Beijing Institute comes up with the first vaccine

Beijing Institute comes up with the first vaccine.

First human trial COVID-19 vaccine finds it healthy, induces immune response

The scientists, however, including those from China’s Beijing Institute of Biotechnology said more work is required to confirm the same.

A recent study published in The Lancet journal says that the first COVID-19 vaccine to enter phase I clinical trial is effective, well-tolerated and capable of producing an immune response against the novel coronavirus in humans.

The vaccine developed neutralizing antibodies, and a response mediated by the T-cells of the immune system against the novel coronavirus, SARS-CoV-2, according to the study of 108 adults.

Nonetheless, the scientists, including those from China’s Beijing Institute of Biotechnology, said more work is required to confirm whether the vaccine protects against SARS-CoV-2.

The vaccine showed encouraging results after 28 days in the trial, administered in 108 healthy adults, with the final results to be tested within six months, the study said.

“These findings represent an significant landmark. The trial shows that a single dose of the new type 5 adenovirus vector COVID-19 (Ad5-nCoV) vaccine will develop virus-specific antibodies and T cells within 14 days,” said the Beijing Institute of Biotechnology co-author of the report, Wei Chen.

Based on the findings, Chen said the vaccine may be a possible candidate for further testing.

The researchers however cautioned that the results should be carefully interpreted.

“The complexities of creating a COVID-19 vaccine are immense, and the potential to cause such immune responses does not automatically mean that the vaccine can protect humans against COVID-19,” Chen explained.

The Ad5 vector COVID-19 vaccine used in the trial is the first to be tested in humans, scientists said. It uses a weakened common cold-causing adenovirus — which easily infects human cells, but is unable to trigger disease — to deliver genetic material to the cells that codes for the SARS-CoV-2 spike protein, the study noted.
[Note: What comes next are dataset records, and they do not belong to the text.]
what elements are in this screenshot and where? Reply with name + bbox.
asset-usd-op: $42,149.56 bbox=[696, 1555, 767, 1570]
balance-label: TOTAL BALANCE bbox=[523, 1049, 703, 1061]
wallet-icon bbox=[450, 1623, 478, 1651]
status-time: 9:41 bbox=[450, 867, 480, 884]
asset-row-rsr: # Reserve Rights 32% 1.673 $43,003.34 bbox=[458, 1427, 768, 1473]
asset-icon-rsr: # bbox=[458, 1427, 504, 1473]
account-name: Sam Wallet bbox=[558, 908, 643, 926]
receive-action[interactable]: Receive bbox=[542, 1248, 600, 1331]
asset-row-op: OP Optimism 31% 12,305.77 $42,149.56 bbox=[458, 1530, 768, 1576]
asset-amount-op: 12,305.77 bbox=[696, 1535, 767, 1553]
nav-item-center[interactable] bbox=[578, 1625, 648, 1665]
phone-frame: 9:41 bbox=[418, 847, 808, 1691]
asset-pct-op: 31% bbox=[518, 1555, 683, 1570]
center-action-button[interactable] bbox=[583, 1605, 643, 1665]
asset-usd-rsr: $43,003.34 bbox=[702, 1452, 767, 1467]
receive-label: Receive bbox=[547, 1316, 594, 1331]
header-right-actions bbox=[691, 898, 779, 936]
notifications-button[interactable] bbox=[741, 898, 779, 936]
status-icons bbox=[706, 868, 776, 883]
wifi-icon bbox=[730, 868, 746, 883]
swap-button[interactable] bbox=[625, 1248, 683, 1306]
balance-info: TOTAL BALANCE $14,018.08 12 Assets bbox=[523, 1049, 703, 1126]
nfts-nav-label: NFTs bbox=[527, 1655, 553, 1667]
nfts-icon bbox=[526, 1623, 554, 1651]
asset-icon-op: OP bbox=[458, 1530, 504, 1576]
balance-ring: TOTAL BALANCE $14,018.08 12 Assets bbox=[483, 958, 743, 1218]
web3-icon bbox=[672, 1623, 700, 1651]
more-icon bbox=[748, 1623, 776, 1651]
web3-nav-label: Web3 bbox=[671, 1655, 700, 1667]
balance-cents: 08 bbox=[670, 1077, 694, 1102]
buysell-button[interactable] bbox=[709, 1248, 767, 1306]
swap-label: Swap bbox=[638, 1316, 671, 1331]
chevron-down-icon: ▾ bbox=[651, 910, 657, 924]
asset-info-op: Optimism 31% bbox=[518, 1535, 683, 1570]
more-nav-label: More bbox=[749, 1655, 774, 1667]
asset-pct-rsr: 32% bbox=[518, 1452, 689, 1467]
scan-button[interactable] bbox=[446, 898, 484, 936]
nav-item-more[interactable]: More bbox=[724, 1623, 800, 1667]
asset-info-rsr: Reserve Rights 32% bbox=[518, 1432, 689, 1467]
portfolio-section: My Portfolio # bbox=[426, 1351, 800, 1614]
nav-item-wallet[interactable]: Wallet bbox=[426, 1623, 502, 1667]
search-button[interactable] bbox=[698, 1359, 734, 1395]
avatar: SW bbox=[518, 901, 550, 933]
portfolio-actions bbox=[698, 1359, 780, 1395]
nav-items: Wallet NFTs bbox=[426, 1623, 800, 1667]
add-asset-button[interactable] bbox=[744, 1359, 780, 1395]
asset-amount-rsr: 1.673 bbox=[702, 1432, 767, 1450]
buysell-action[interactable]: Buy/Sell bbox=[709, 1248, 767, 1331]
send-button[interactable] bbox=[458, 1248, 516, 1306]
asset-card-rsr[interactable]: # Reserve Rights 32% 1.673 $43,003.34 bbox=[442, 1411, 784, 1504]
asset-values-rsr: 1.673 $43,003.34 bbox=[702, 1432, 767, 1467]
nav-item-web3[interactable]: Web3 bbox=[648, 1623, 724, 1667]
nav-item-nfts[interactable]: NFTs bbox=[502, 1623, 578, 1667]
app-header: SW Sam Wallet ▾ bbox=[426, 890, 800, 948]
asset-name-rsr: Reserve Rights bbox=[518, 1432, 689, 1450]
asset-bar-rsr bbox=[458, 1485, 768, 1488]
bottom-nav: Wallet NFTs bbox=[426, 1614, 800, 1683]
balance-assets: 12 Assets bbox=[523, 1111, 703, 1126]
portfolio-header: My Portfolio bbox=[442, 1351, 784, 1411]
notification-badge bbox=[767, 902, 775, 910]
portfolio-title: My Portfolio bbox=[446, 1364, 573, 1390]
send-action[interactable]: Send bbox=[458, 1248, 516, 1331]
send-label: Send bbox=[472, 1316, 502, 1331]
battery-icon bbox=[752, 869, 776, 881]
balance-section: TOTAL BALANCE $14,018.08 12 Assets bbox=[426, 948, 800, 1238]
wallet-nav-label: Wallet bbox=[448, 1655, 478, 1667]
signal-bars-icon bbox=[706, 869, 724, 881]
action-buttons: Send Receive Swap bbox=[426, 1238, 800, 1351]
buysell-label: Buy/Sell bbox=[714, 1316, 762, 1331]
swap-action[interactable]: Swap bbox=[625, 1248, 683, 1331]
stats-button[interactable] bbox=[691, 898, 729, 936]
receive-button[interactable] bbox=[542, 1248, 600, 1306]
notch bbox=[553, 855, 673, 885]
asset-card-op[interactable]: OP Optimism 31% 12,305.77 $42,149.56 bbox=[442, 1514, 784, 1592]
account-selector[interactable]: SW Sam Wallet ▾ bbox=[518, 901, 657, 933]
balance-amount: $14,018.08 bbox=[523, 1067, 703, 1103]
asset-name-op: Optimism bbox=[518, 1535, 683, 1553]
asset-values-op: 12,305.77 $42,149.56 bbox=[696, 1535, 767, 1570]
Such cells then generate the spike protein, the scientists said, and proceed to the lymph nodes where the immune system produces the antibodies.

The researchers clarified that they then identify the spike protein and battle off the coronavirus.

In the trial they tested the safety and capacity of the new Ad5-nCoV vaccine in 108 healthy adults between the ages of 18 and 60 to produce an immune response of various dosages.

The volunteers were allocated either to receive a single injection of the new vaccine Ad5 at a low dose, medium dose, or high dose, they said.

Blood of the volunteers was tested at regular intervals after vaccination to see if the vaccine activated two parts of the immune system, according to the report.

They are the ‘humoral response’ of the body, which is the portion of the immune system that generates infection-fighting antibodies, and the “cell-mediated” arm that depends on a group of T cells to battle the virus, scientists said.

We added that to protect against SARS-CoV-2 an optimal candidate for a vaccine produces both antibody and T cell responses.

Based on the findings, the researchers said the vaccine was well tolerated by volunteers within 28 days of vaccination at all doses with no reported significant adverse effects.

They said most adverse reactions were mild or moderate, with 83% of those receiving low and medium vaccine doses and 75% recording at least one adverse reaction within 7 days of vaccination in the high dose community.

Such reactions were mild pain registered in over half of vaccine recipients at the injection site, fever in 50% of them as well as weakness, headache and muscle pain.

The study noted within two weeks of vaccination that all of the vaccine’s dose levels caused some form of immune response.

Some of the participants had also exhibited a form of neutralizing antibodies against SARS-CoV-2, the researchers said.

After 28 days, most participants said they experienced a four-fold increase in binding antibodies.

The scientists also noted that 50 % of participants in low- and medium-dose groups and 3/4 of those in the high-dose community showed neutralizing antibodies to SARS-CoV-2.

They said the vaccine has also stimulated a rapid response of T cells in most volunteers.

The researchers said the majority of recipients either displayed a positive T-cell response or had detectable antibodies neutralizing against SARS-CoV-2 up to 28 days after vaccination.

Nonetheless, they said high pre-existing immunity to type 5 adenovirus — the common cold virus vector used in the study could have decreased the participants’ response to both the antibody and the T-cell.

“Our study found that pre-existing Ad5 immunity could slow down the rapid immune response to SARS-CoV-2 and also lower the response rate,” said Feng-Cai Zhu from China’s Jiangsu Provincial Center for Disease Control and Prevention.

Citing the trial ‘s key drawbacks, the authors said the analysis had a limited sample size and was performed with a lack of randomized control group in a fairly short time.

Further research would be required to confirm the same.